Archive for September, 2011

Wednesday Womb-Liners

Middle-aged woman: I've had three pregnancies so far this year!

–Union Square

Classy gal to friend: I said, "listen bitch, I would beat you up, but you're fucking pregnant!"

–Forest Hills

Overheard by: astoria mets fan

Ghetto girl to another: I don't know how it happened! He pulls out all the time!

–Uptown 1 Train

Overheard by: Chris Harmison

Overweight girl: I wish I was pregnant again. They treat you special when you're pregnant.

–W 39th St

Macy's Got TARP Money?

Shoe store clerk to old man: Can I get you anything?
Old man: A million bucks!

–Macy's Herald Square

Overheard by: Sarah Chalek

You're Not Fooling Anybody– They're Just Afraid Of You

Big biker dude: I figured out how to get through all the people at intersections.
Biker friend: How's that?
Big biker dude: I just bitch real loud about tourists, and everyone thinks I'm a cranky New Yorker and moves out of the way and lets me through.
Biker friend: Dude, you're fresh off the boat from Idaho.
Big biker dude: I know!

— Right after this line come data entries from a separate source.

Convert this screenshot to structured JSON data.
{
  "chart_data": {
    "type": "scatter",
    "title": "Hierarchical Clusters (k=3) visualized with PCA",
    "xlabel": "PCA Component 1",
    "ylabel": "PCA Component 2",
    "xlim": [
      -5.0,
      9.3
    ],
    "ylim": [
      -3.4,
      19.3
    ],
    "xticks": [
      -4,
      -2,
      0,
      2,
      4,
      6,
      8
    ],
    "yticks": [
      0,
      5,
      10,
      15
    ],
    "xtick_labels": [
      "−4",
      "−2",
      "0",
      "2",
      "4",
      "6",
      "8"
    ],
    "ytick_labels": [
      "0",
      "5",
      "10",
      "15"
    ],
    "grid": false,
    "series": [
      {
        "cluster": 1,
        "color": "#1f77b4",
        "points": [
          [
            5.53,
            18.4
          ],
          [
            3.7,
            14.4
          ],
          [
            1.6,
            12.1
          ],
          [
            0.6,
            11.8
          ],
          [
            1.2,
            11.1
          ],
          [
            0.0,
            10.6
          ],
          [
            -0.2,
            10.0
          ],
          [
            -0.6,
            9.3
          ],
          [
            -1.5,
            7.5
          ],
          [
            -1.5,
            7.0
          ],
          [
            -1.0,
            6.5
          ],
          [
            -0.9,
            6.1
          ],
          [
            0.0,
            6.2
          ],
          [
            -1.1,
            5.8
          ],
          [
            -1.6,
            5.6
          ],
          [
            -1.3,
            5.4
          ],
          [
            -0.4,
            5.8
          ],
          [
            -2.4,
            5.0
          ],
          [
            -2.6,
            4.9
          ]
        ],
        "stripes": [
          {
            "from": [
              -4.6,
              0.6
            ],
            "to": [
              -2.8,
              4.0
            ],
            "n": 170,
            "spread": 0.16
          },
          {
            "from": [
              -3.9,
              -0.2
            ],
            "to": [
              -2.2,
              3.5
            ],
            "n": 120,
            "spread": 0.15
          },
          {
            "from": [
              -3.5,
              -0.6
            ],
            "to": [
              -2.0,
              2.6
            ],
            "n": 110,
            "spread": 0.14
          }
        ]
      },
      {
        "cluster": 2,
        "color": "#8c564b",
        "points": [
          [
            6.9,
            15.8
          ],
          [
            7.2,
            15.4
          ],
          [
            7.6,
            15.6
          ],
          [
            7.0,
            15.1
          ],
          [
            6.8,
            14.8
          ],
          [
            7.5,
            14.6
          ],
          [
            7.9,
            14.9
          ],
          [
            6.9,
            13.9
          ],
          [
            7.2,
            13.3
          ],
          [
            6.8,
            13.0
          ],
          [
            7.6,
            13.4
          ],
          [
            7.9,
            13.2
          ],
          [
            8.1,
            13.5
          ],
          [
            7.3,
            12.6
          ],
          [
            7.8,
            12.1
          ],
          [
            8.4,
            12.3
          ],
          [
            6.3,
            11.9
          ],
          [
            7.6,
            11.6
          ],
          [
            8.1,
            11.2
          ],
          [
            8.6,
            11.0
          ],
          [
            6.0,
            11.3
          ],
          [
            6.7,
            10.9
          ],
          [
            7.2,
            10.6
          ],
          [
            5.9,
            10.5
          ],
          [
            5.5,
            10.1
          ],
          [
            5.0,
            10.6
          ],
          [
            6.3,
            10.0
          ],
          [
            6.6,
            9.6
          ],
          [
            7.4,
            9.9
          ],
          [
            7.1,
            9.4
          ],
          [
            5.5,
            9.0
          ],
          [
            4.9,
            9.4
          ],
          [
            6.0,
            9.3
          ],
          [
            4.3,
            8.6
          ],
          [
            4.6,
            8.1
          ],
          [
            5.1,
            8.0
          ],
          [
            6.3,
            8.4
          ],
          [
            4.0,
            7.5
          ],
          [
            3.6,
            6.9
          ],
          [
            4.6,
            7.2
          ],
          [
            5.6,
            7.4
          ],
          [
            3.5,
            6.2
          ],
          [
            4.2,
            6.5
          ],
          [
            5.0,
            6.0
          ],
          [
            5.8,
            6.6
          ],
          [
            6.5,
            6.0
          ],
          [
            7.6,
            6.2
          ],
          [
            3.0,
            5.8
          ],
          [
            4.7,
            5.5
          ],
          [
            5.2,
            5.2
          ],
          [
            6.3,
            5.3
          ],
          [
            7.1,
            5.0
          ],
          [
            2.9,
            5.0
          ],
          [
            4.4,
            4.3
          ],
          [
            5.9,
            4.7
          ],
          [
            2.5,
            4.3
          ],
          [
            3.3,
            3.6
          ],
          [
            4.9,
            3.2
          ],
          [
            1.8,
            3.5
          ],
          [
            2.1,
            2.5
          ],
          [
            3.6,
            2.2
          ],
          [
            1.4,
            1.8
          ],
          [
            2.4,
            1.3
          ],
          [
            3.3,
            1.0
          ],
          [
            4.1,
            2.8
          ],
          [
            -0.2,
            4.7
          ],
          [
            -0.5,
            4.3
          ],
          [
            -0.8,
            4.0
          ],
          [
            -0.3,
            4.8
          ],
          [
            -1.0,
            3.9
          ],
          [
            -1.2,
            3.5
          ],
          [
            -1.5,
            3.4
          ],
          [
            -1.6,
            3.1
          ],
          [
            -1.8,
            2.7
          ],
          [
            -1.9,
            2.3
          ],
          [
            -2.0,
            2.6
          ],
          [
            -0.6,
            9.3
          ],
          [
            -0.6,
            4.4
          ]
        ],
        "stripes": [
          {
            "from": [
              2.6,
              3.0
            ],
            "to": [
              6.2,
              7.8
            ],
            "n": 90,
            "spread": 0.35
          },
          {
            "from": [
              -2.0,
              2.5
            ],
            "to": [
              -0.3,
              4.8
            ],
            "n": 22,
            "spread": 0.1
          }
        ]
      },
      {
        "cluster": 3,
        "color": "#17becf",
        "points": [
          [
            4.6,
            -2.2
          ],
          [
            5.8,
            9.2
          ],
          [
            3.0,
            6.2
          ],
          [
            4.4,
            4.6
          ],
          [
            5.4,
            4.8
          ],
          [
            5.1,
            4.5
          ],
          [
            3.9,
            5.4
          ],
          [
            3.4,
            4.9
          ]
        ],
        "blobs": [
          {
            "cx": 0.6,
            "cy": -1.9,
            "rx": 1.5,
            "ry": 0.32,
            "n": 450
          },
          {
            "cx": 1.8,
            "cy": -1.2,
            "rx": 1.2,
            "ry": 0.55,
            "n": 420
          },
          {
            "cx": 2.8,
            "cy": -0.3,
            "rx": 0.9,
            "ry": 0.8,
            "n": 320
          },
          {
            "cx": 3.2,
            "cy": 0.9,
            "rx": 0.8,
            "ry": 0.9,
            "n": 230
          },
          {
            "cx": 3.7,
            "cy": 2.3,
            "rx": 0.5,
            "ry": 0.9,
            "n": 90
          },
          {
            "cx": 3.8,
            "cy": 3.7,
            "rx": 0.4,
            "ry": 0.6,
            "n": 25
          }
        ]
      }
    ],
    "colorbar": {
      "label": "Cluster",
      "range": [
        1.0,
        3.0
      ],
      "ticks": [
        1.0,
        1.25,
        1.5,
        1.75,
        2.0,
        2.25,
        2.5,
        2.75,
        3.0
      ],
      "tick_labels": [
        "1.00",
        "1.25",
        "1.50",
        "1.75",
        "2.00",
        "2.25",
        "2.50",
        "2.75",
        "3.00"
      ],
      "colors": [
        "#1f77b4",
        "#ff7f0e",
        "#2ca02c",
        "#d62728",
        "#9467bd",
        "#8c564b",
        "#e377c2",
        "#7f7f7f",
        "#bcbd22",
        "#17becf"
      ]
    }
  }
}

They don't, and New Yorkers smile at me. People are idiots.

–Times Square

Overheard by: Gazoo

Apparently She Found Someone Else to Toast Her Bagel.

Dunkin' donuts worker #1: I heard that Katie, who comes here every morning, is moving to Jersey.
Dunkin' donuts worker #2: What Katie?
Dunkin' donuts worker #1: The good-looking blonde, blue eyes, wears jeans most of the time, has twin boys.
Dunkin' donuts worker #2: I have no clue who you mean.
Dunkin' donuts worker #3: Whole-wheat bagel, toasted, with cream cheese. Medium coffee, extra cream, no sugar.
Dunkin' donuts worker #2: Oh! That's Katie! Wait, she is moving to Jersey?

–Dunkin' Donuts

Overheard by: JDK

During or After?

Guy #1: I just ran a 5k…
Guy #2, to girl: How many guys have you blown that have ran a marathon?